Common Nmap Invocations
| Command | What it does |
|---|---|
nmap -sS 192.0.2.1 | SYN scan of 1,000 most common ports |
nmap -sS -p- 192.0.2.1 | SYN scan all 65,535 ports |
nmap -sV -O 192.0.2.1 | Version detection + OS fingerprint |
nmap -sU -p 53,123,161 192.0.2.1 | UDP scan of specific ports |
nmap -sS --min-rate 5000 192.0.2.0/24 | Fast subnet sweep |
nmap -sn 192.0.2.0/24 | Ping sweep only (no port scan) |
nmap -sS -T4 -A 192.0.2.1 | Aggressive: version, OS, scripts, traceroute |
The -T timing flag (0=paranoid to 5=insane) controls inter-probe delays. Slower timing is harder to detect; faster timing risks missed responses from rate-limited hosts.
Internet-Wide Scanning
Tools like Zmap and Masscan are purpose-built for scanning the entire IPv4 address space. They bypass the OS network stack entirely, generate packets directly at line rate, and can scan all 3.7 billion routable IPv4 addresses on a single port in under 5 minutes from a 10 Gbps link. These tools power services like Shodan and Censys, which continuously scan the internet and index service banners, TLS certificate metadata, and protocol-specific responses, making it trivial to find all exposed instances of a specific software version globally.
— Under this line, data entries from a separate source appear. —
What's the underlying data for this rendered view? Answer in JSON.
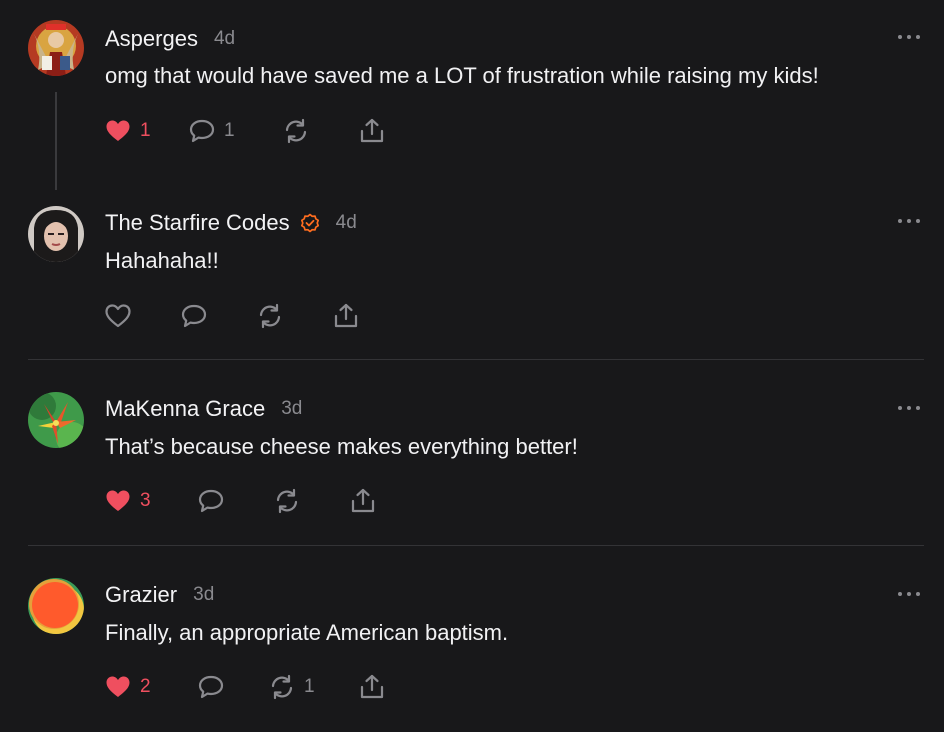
{
  "colors": {
    "background": "#18181a",
    "text": "#f1f1f3",
    "muted": "#8a8a8f",
    "like": "#ef4f5f",
    "verified": "#ff6d1f"
  },
  "comments": [
    {
      "author": "Asperges",
      "time": "4d",
      "text": "omg that would have saved me a LOT of frustration while raising my kids!",
      "liked": true,
      "likes": "1",
      "replies": "1",
      "restacks": "",
      "verified": false,
      "avatar_icon": "angel-painting-avatar"
    },
    {
      "author": "The Starfire Codes",
      "time": "4d",
      "text": "Hahahaha!!",
      "liked": false,
      "likes": "",
      "replies": "",
      "restacks": "",
      "verified": true,
      "avatar_icon": "portrait-photo-avatar"
    },
    {
      "author": "MaKenna Grace",
      "time": "3d",
      "text": "That’s because cheese makes everything better!",
      "liked": true,
      "likes": "3",
      "replies": "",
      "restacks": "",
      "verified": false,
      "avatar_icon": "lily-flower-avatar"
    },
    {
      "author": "Grazier",
      "time": "3d",
      "text": "Finally, an appropriate American baptism.",
      "liked": true,
      "likes": "2",
      "replies": "",
      "restacks": "1",
      "verified": false,
      "avatar_icon": "orange-circle-avatar"
    }
  ]
}
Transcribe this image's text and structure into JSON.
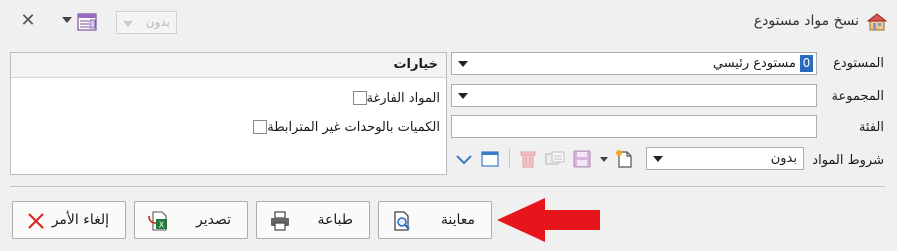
{
  "window": {
    "title": "نسخ مواد مستودع",
    "language_value": "بدون",
    "close_label": "✕"
  },
  "options": {
    "header": "خيارات",
    "checkboxes": [
      {
        "label": "المواد الفارغة",
        "checked": false
      },
      {
        "label": "الكميات بالوحدات غير المترابطة",
        "checked": false
      }
    ]
  },
  "form": {
    "warehouse": {
      "label": "المستودع",
      "number": "0",
      "value": "مستودع رئيسي"
    },
    "group": {
      "label": "المجموعة",
      "value": ""
    },
    "category": {
      "label": "الفئة",
      "value": ""
    },
    "conditions": {
      "label": "شروط المواد",
      "value": "بدون"
    }
  },
  "buttons": {
    "preview": "معاينة",
    "print": "طباعة",
    "export": "تصدير",
    "cancel": "إلغاء الأمر"
  },
  "colors": {
    "accent_blue": "#2a6bbf",
    "arrow_red": "#e8141b",
    "excel_green": "#1e7a3a",
    "cancel_red": "#d9241c"
  }
}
For defenders, this means any externally reachable port is effectively scanned continuously. The question is not whether attackers will find your exposed services, but when.
What Defenders See
Modern IDS/IPS systems recognize scan patterns by tracking:
- A single source IP touching many ports on one host (vertical scan)
- A single source IP touching the same port across many hosts (horizontal scan)
- High rates of RST packets in response to the scanner's SYNs
- Packets with unusual flag combinations (NULL, Xmas)
- SYN packets without corresponding established connections
Snort/Suricata ship with rules for all of these patterns. Many cloud providers and CDNs also rate-limit or block known scanner IP ranges.
Hardening: Reducing What Scans Reveal
The primary defense is minimizing attack surface: every open port is a potential vulnerability. Close or firewall any service not needed externally. For the ports that must remain open:
- Suppress banners: configure SSH, SMTP, HTTP, and FTP servers to omit version strings from banners. An attacker who can't distinguish OpenSSH 8.4 from 9.6 cannot trivially grep CVE databases for unpatched versions.
- Rate limiting: firewall rules can limit new connection attempts per source IP per second, throttling scan speed without blocking legitimate traffic.
- DROP vs REJECT: a firewall can respond to closed ports with ICMP unreachable (REJECT) or silently drop packets (DROP). DROP makes all closed ports look filtered — it slightly slows scans but also hides your network topology. REJECT gives faster feedback to legitimate clients but reveals which ports exist. Neither prevents a patient scanner; choose based on your threat model.
- Port knocking or single-packet authorization: services like SSH can be hidden behind a firewall that only opens the port after a specific sequence of connection attempts to decoy ports — or after a cryptographically signed UDP packet.
- Network segmentation: limit which hosts can reach which other hosts at the network layer, so a compromised host cannot pivot and scan the entire internal network.